Wednesday, June 11, 2008

Excuse #542

I’m about as sought-after in the softball field as a tall glass of ice cold Coke on a hot summer day (doused with two tablespoons of mashed-almost-liquefied lamb pancreas, 1 1/2 shots of Parigoric and topped with a generous sprinkle of Borax and 3 pieces of Mentos--ground). I had the privilege to play with my hubby’s co-ed softball team last summer on Tuesdays when their team is short. Me, whose skill is confined to a batting average of 100% -- in hitting flying invisible balls. The only thing I can recall now is how I dragged the team to a few pathetic losses (“You’re already out, Clarisse, you can let go of the bat now…easy..easy…”), because toward the end of the season hubby started coming up with 1001 Time-to-Spare-My-Spouse-(and-me)-from-Embarassment Creatively-simulated Realistic Excuses. One time, his friend J asked, “Do you want to play with us next Tuesday, Clarisse?” and as soon as he overheard this, hubby ran toward us like a victim of an uncontrollable downhill-rolling shopping cart, thereby butting in before I could exercise my freedom of speech, “Her Carpal Tunnel has been acting up and I don’t want her hurting herself any further.”  There goes my softball career.
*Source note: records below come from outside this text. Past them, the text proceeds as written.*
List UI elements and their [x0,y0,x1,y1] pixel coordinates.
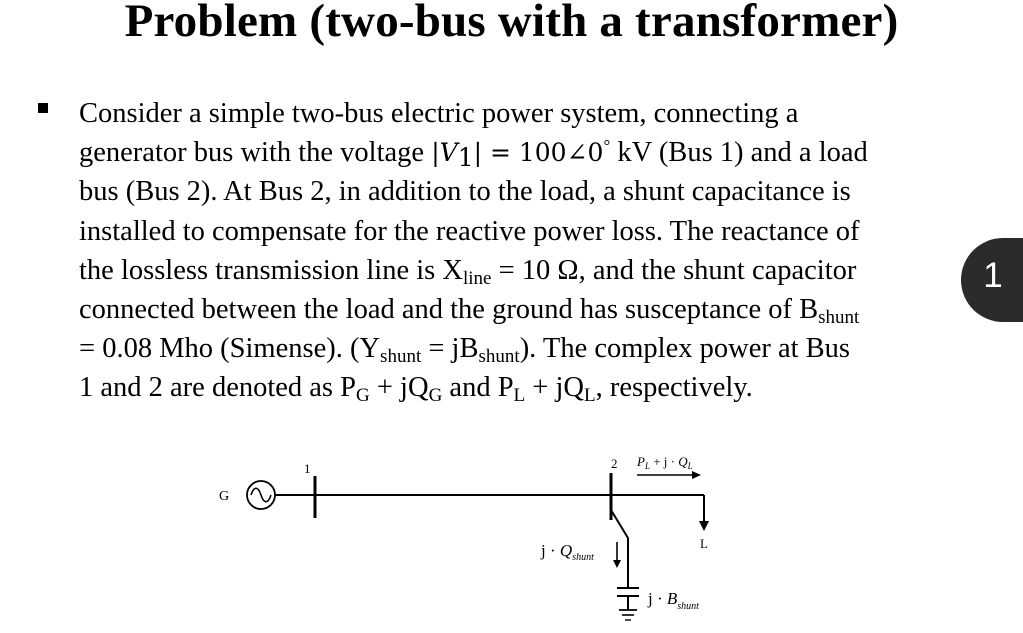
bus-2-label: 2 [611,456,618,471]
math-run: V [439,138,458,168]
sine-wave-icon [250,487,272,503]
subscript: L [513,385,526,407]
power-flow-arrowhead-icon [692,471,701,479]
subscript: line [462,267,492,289]
text-run: installed to compensate for the reactive… [79,215,860,247]
text-run: = jB [421,333,479,365]
math-run: | = 100∠0 [473,138,604,168]
text-run: the lossless transmission line is X [79,254,463,286]
text-run: = 0.08 Mho (Simense). (Y [79,333,381,365]
subscript: shunt [818,306,860,328]
text-run: connected between the load and the groun… [79,293,819,325]
text-run: kV (Bus 1) and a load [610,137,868,169]
text-run: bus (Bus 2). At Bus 2, in addition to th… [79,176,851,208]
paragraph-line-2: generator bus with the voltage |V1| = 10… [79,133,1023,172]
text-run: and P [442,372,514,404]
load-label: L [700,536,708,551]
text-run: 1 and 2 are denoted as P [79,372,356,404]
paragraph-line-4: installed to compensate for the reactive… [79,212,1023,251]
text-run: Consider a simple two-bus electric power… [79,98,799,129]
bus-1-label: 1 [304,461,311,476]
problem-paragraph: Consider a simple two-bus electric power… [79,94,1023,408]
shunt-q-arrowhead-icon [613,560,621,568]
text-run: + jQ [525,372,584,404]
paragraph-line-7: = 0.08 Mho (Simense). (Yshunt = jBshunt)… [79,329,1023,368]
shunt-b-label: j · Bshunt [647,589,699,612]
slide-title: Problem (two-bus with a transformer) [124,0,899,47]
subscript: shunt [478,346,520,368]
shunt-branch-diagonal [610,509,629,539]
page-number: 1 [983,256,1003,295]
paragraph-line-3: bus (Bus 2). At Bus 2, in addition to th… [79,172,1023,211]
paragraph-line-8: 1 and 2 are denoted as PG + jQG and PL +… [79,368,1023,407]
math-subscript: 1 [457,143,474,173]
text-run: + jQ [369,372,429,404]
paragraph-line-1: Consider a simple two-bus electric power… [79,94,1023,133]
subscript: G [428,385,443,407]
subscript: shunt [380,346,422,368]
text-run: ). The complex power at Bus [519,333,850,365]
text-run: generator bus with the voltage [79,137,432,169]
degree-symbol: ° [603,136,611,156]
load-power-label: PL + j · QL [636,454,693,471]
paragraph-line-6: connected between the load and the groun… [79,290,1023,329]
shunt-q-label: j · Qshunt [540,541,594,563]
generator-label: G [219,489,229,504]
subscript: L [583,385,596,407]
page-number-badge: 1 [961,238,1023,322]
subscript: G [356,385,370,407]
text-run: , respectively. [595,372,753,404]
bullet-marker [38,103,48,113]
math-run: | [431,138,440,168]
load-arrow-icon [699,521,709,531]
text-run: = 10 Ω, and the shunt capacitor [491,254,857,286]
paragraph-line-5: the lossless transmission line is Xline … [79,251,1023,290]
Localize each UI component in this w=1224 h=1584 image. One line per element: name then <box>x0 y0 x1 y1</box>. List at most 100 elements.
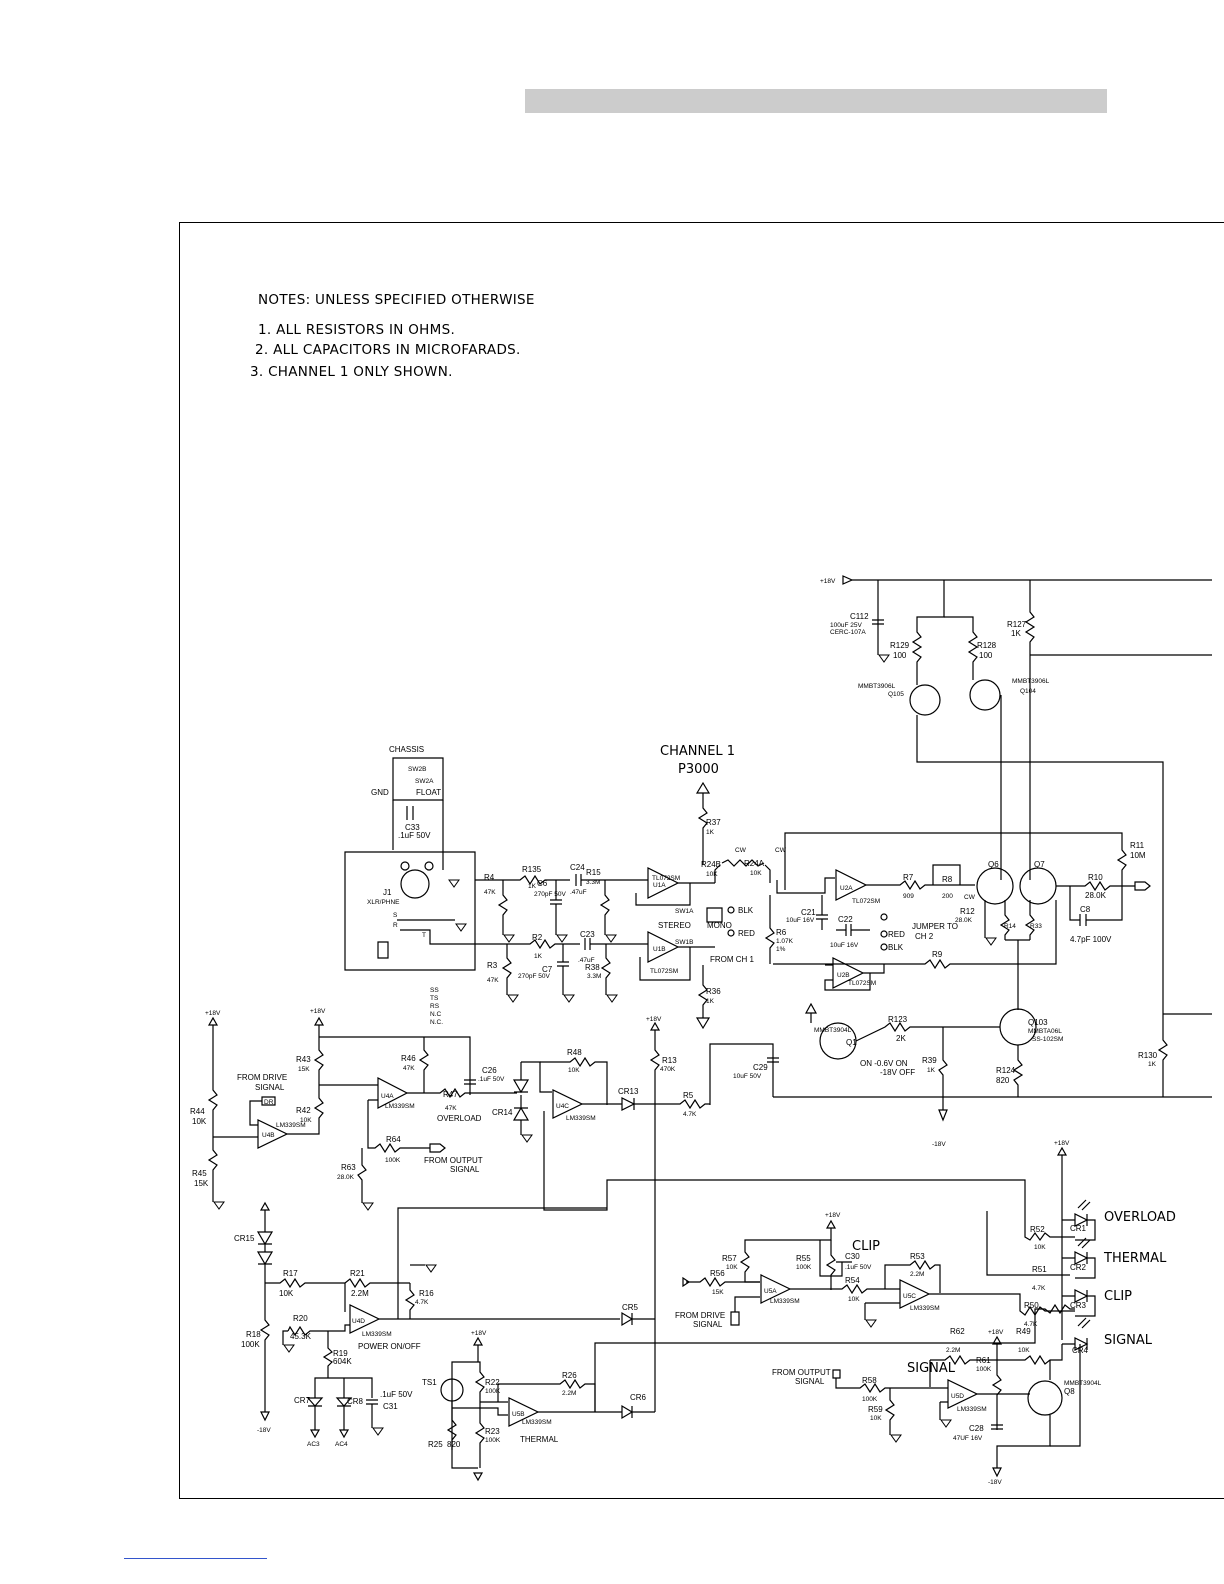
opamp-type: LM339SM <box>385 1103 415 1110</box>
r44-label: R44 <box>190 1107 205 1116</box>
r2-label: R2 <box>532 933 543 942</box>
c112-value: 100uF 25V <box>830 622 862 629</box>
r18-label: R18 <box>246 1330 261 1339</box>
opamp-type: LM339SM <box>522 1419 552 1426</box>
cw-label: CW <box>775 847 787 854</box>
r38-value: 3.3M <box>587 973 601 980</box>
c28-value: 47UF 16V <box>953 1435 983 1442</box>
signal-indicator-label: SIGNAL <box>1104 1333 1153 1348</box>
u4a-label: U4A <box>381 1093 394 1100</box>
r124-label: R124 <box>996 1066 1016 1075</box>
r50-label: R50 <box>1024 1301 1039 1310</box>
c8-value: 4.7pF 100V <box>1070 935 1112 944</box>
r62-value: 2.2M <box>946 1347 960 1354</box>
sw2a-label: SW2A <box>415 778 434 785</box>
cr2-label: CR2 <box>1070 1263 1087 1272</box>
rail-label: +18V <box>310 1008 326 1015</box>
r18-value: 100K <box>241 1340 260 1349</box>
r25-label: R25 <box>428 1440 443 1449</box>
r45-label: R45 <box>192 1169 207 1178</box>
cw-label: CW <box>735 847 747 854</box>
input-section: CHASSIS SW2B SW2A FLOAT GND C33 .1uF 50V… <box>344 745 640 1026</box>
drawing-frame <box>179 222 1224 1499</box>
r129-label: R129 <box>890 641 910 650</box>
from-ch1-label: FROM CH 1 <box>710 955 755 964</box>
from-output-label2: SIGNAL <box>450 1165 480 1174</box>
opamp-type: LM339SM <box>566 1115 596 1122</box>
r130-label: R130 <box>1138 1051 1158 1060</box>
cr7-label: CR7 <box>294 1396 311 1405</box>
cw-label: CW <box>964 894 976 901</box>
q6-label: Q6 <box>988 860 999 869</box>
r63-value: 28.0K <box>337 1174 355 1181</box>
r19-value: 604K <box>333 1357 352 1366</box>
r37-value: 1K <box>706 829 715 836</box>
r127-label: R127 <box>1007 620 1027 629</box>
r44-value: 10K <box>192 1117 207 1126</box>
sw2b-label: SW2B <box>408 766 426 773</box>
r25-value: 820 <box>447 1440 461 1449</box>
from-drive-label2: SIGNAL <box>693 1320 723 1329</box>
rail-label: +18V <box>825 1212 841 1219</box>
r63-label: R63 <box>341 1163 356 1172</box>
power-stage: +18V C112 100uF 25V CERC-107A R129 100 R… <box>709 575 1212 1148</box>
footer-link-underline[interactable] <box>124 1558 267 1559</box>
rail-label: +18V <box>646 1016 662 1023</box>
u4d-label: U4D <box>352 1318 365 1325</box>
cr15-label: CR15 <box>234 1234 255 1243</box>
opamp-type: TL072SM <box>652 875 680 882</box>
r129-value: 100 <box>893 651 907 660</box>
r23-label: R23 <box>485 1427 500 1436</box>
opamp-type: TL072SM <box>852 898 880 905</box>
jack-r: R <box>393 922 398 929</box>
on-note: ON -0.6V ON <box>860 1059 908 1068</box>
q104-type: MMBT3906L <box>1012 678 1050 685</box>
u2b-label: U2B <box>837 972 850 979</box>
thermal-indicator-label: THERMAL <box>1103 1251 1167 1266</box>
jumper-label: JUMPER TO <box>912 922 958 931</box>
opamp-type: LM339SM <box>362 1331 392 1338</box>
r51-label: R51 <box>1032 1265 1047 1274</box>
r48-value: 10K <box>568 1067 580 1074</box>
r19-label: R19 <box>333 1349 348 1358</box>
jack-t: T <box>422 932 426 939</box>
opamp-type: LM339SM <box>957 1406 987 1413</box>
u5b-label: U5B <box>512 1411 525 1418</box>
power-thermal-section: CR15 R18 100K -18V R17 10K R21 2.2M U4D … <box>234 1201 1075 1482</box>
u4b-label: U4B <box>262 1132 275 1139</box>
u5d-label: U5D <box>951 1393 964 1400</box>
r55-value: 100K <box>796 1264 812 1271</box>
u5a-label: U5A <box>764 1288 777 1295</box>
c30-value: .1uF 50V <box>845 1264 872 1271</box>
r127-value: 1K <box>1011 629 1021 638</box>
cr1-label: CR1 <box>1070 1224 1087 1233</box>
r59-value: 10K <box>870 1415 882 1422</box>
note-item: 1. ALL RESISTORS IN OHMS. <box>258 322 456 338</box>
cr8-label: CR8 <box>347 1397 364 1406</box>
r135-value: 1K <box>528 883 537 890</box>
r8-value: 200 <box>942 893 953 900</box>
r53-value: 2.2M <box>910 1271 924 1278</box>
r13-value: 470K <box>660 1066 676 1073</box>
switch-pos: RS <box>430 1003 440 1010</box>
from-drive-label: FROM DRIVE <box>237 1073 287 1082</box>
c30-label: C30 <box>845 1252 860 1261</box>
r57-value: 10K <box>726 1264 738 1271</box>
c112-label: C112 <box>850 612 869 621</box>
c22-label: C22 <box>838 915 853 924</box>
c7-label: C7 <box>542 965 553 974</box>
c22-value: 10uF 16V <box>830 942 859 949</box>
r59-label: R59 <box>868 1405 883 1414</box>
q105-type: MMBT3906L <box>858 683 896 690</box>
r39-value: 1K <box>927 1067 936 1074</box>
r11-value: 10M <box>1130 851 1146 860</box>
title-model: P3000 <box>678 762 719 777</box>
q103-type2: SS-102SM <box>1032 1036 1063 1043</box>
blk-label: BLK <box>888 943 904 952</box>
c8-label: C8 <box>1080 905 1091 914</box>
r3-label: R3 <box>487 961 498 970</box>
r135-label: R135 <box>522 865 542 874</box>
rail-label: +18V <box>205 1010 221 1017</box>
r15-value: 3.3M <box>586 879 600 886</box>
r123-value: 2K <box>896 1034 906 1043</box>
Fast forward to a year later. Last Tuesday, I was sitting on a bleacher after hubby’s softball game when I overheard the boys talking about the upcoming co-ed league. J (as if he never learned) blurted out, “You're playing with us on co-ed tuesdays, Clarisse!” giving me that “You better do” stare. Or maybe he was just trying to vie for an Oscar – the Most Polite Script Ever Delivered to a Teammate-slash-Friend’s Wife in a sports film Award. Hubby quickly said to me in a loud and thunderous voice audible to anyone within 20,000 miles, “But you’re dancing at the Aloha Festival in SF, you’ve got other shows lined up for the summer, and your classes…your practices fall on the same day!” He even muttered vaguely about a hula competition that hawaiians probably haven't even thought of (LIAR!).  I don’t know if he’s just really being proud of me, OR he is trying to pull off Excuse # 542 of the 1001 Time-to-Spare-My-Spouse-(and-me)-from-Embarassment Creatively-simulated Realistic Excuses. Because I’m pretty sure that if that one didn’t work, he will plot to make my lactose intolerance act up by putting powdered milk in my multi-vitamin pills on Tuesday mornings. Pretty soon, he will be traveling into the future, inventing excuses for sports-related proposals I haven’t even received yet.





I rest my case. I’ll be dancing my way all summer then. I’m about as sought-after in a hula show as gobs of hot white rice anyway.  Plain, but edible at least.